The lining of a basket, especially one without a lid, is going to get dusty. The nozzle attachment to your vacuum cleaner can clean up most of it, but there's nothing like being able to remove the lining and wash it. If you're lining a basket that will transport food or a sewing basket that will set out, consider one of these alternatives to gluing.
This particular method works best if your basket top is level. You will also have to sew the bottom on, rather than gluing it, of course.
Get a strip of self-gripping fasteners long enough to encircle the entire top of your basket. Glue the hook, or stiff, half to your basket top. Don't put the hook half on your lining or everything in your wash will stick to it when you put it in the washer. You can sometimes find adhesive-backed fasteners that will save the trouble of gluing. You will still have to sew the half to the lining since the adhesive may not hold in the wash.
Turn the top edge of your lining under. Sew the soft half of the fastener to the lining, leaving a little of the folded edge above the fastener. This will help to hide the edge of the fastener itself. Sewing a round of ruffle to the top before you add the fastener will help even more.
Another alternative is to make an extension to your lining that comes over the lip of your basket and ties on the outside. This method works best with baskets that have level tops. You can make your lining to accommodate handles and lids.
Make your lining in the usual way, sewing the bottom to the side piece. Measure the outside circumference of your basket. If you have a bow handle on your basket, you will cut two extensions and tie them together beneath the bases of the handle. If your basket has a lid, measure around the basket up to either side of the hinge. Add ½″ on each side of your extension pieces for hems. Two side handles will be dealt with later; measure your extension as if they aren't there.
Determine how far you want your lining to extend down the outside of your basket. Add 1″ for a bottom casing, ½″ for a top seam allowance and a little more for the thickness of the basket itself.
Sew narrow hems on both ends of your extension(s). Sew the bottom edge in a hem that can be used as a casing. Make a row of gathering stitches across the top. With the lining in the basket, determine the placement of the ends of your extension piece(s). If your basket has no handles or hinges to worry about, the edges of your extension piece will meet at whatever location around the basket that looks best to you.
With right sides together, pin the extension(s) to the lining, gathering it to fit. Sew along the gathering stitches. Make a narrow hem with the seam allowance along any part of the lining edge that isn't covered by the extension. Run a ribbon, cord, or shoestring through the casing, and gather the lining extension to fit.

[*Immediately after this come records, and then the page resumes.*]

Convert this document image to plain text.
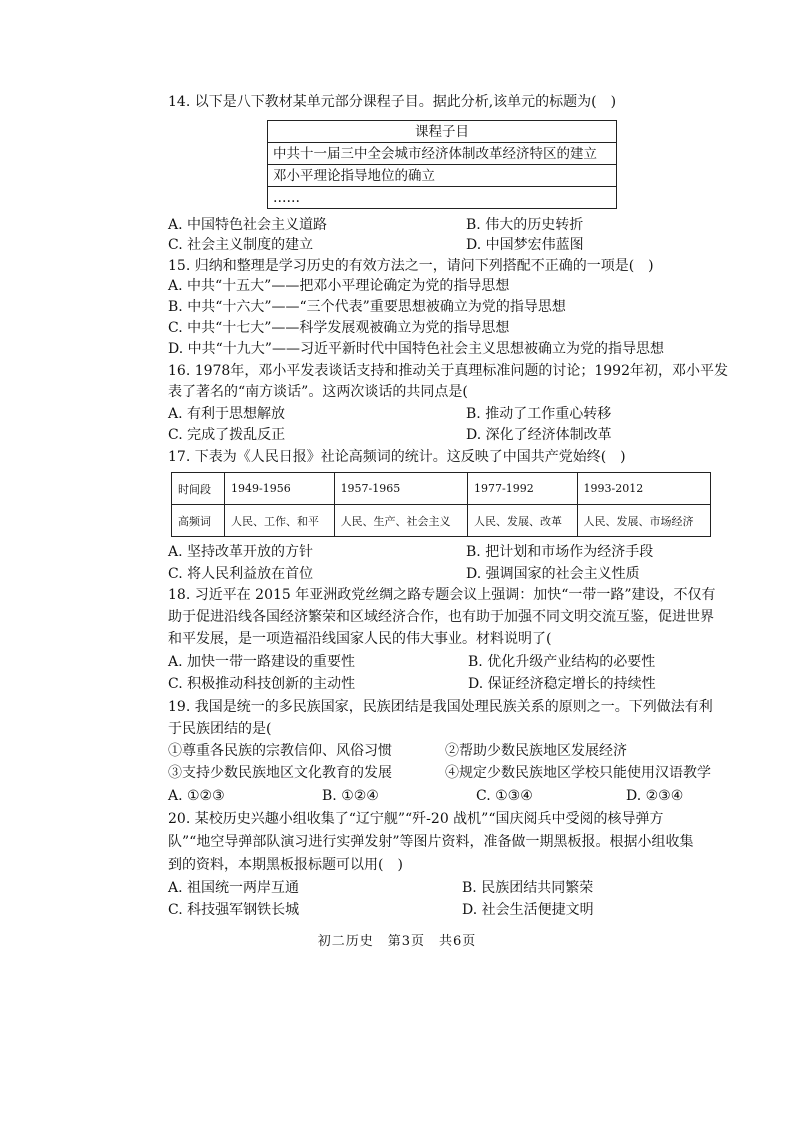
14. 以下是八下教材某单元部分课程子目。据此分析,该单元的标题为(　)
课程子目
中共十一届三中全会城市经济体制改革经济特区的建立
邓小平理论指导地位的确立
……
A. 中国特色社会主义道路	B. 伟大的历史转折
C. 社会主义制度的建立	D. 中国梦宏伟蓝图
15. 归纳和整理是学习历史的有效方法之一，请问下列搭配不正确的一项是(　)
A. 中共“十五大”——把邓小平理论确定为党的指导思想
B. 中共“十六大”——“三个代表”重要思想被确立为党的指导思想
C. 中共“十七大”——科学发展观被确立为党的指导思想
D. 中共“十九大”——习近平新时代中国特色社会主义思想被确立为党的指导思想
16. 1978年，邓小平发表谈话支持和推动关于真理标准问题的讨论；1992年初，邓小平发
表了著名的“南方谈话”。这两次谈话的共同点是(
A. 有利于思想解放	B. 推动了工作重心转移
C. 完成了拨乱反正	D. 深化了经济体制改革
17. 下表为《人民日报》社论高频词的统计。这反映了中国共产党始终(　)
时间段	1949-1956	1957-1965	1977-1992	1993-2012
高频词	人民、工作、和平	人民、生产、社会主义	人民、发展、改革	人民、发展、市场经济
A. 坚持改革开放的方针	B. 把计划和市场作为经济手段
C. 将人民利益放在首位	D. 强调国家的社会主义性质
18. 习近平在 2015 年亚洲政党丝绸之路专题会议上强调：加快“一带一路”建设，不仅有
助于促进沿线各国经济繁荣和区域经济合作，也有助于加强不同文明交流互鉴，促进世界
和平发展，是一项造福沿线国家人民的伟大事业。材料说明了(
A. 加快一带一路建设的重要性	B. 优化升级产业结构的必要性
C. 积极推动科技创新的主动性	D. 保证经济稳定增长的持续性
19. 我国是统一的多民族国家，民族团结是我国处理民族关系的原则之一。下列做法有利
于民族团结的是(
①尊重各民族的宗教信仰、风俗习惯	②帮助少数民族地区发展经济
③支持少数民族地区文化教育的发展	④规定少数民族地区学校只能使用汉语教学
A. ①②③	B. ①②④	C. ①③④	D. ②③④
20. 某校历史兴趣小组收集了“辽宁舰”“歼-20 战机”“国庆阅兵中受阅的核导弹方
队”“地空导弹部队演习进行实弹发射”等图片资料，准备做一期黑板报。根据小组收集
到的资料，本期黑板报标题可以用(　)
A. 祖国统一两岸互通	B. 民族团结共同繁荣
C. 科技强军钢铁长城	D. 社会生活便捷文明
初二历史　第3页　共6页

You can make a laundry bag to fit a tall wicker clothesbasket. Make it large enough that the top folds over the outside of the basket. Make a pocket on the outside of the bag so when you take it out of the basket to take to the laundry, you can have a place to keep your keys, coins, or even small soap boxes.
Accommodating Side Handles
If your basket has two side handles, you have a couple of choices. If the handles are squarely on the top edge of your basket, simply leave that stretch of the top unsewn. Backstitch on either side of the gaps so the seam doesn't open up father. Press the seam open, and topstitch on either side of the gap. This will help the seam allowance lie flat, and the raw edges will be hidden.
If your basket is fairly thick and the handles are narrow, as is the case in bushel baskets, the handles may seem to be more under the extension than at the seam. In this case, mark their exact location with chalk or pins after the extension has been added. Cut along this line and then edge the cut with narrow double fold bias tape.
Another way to finish the edge for the opening is to make a lining square 2″ longer than the handles and about 2″ wide. Turn under the edge, and stitch it. Put the lining piece on the marked location for the cut, and sew ¼″ on either side of the line and at each end, making a box. Cut the slit, and clip to the corners. Turn the lining through this hole and press it flat. Topstitch it to keep it in place.
If your basket is very big around, you might want to make your extension in two pieces simply to make it easier to pull the ties up around it. Hem both ends of both, and bring the ends together when you sew them to the lining.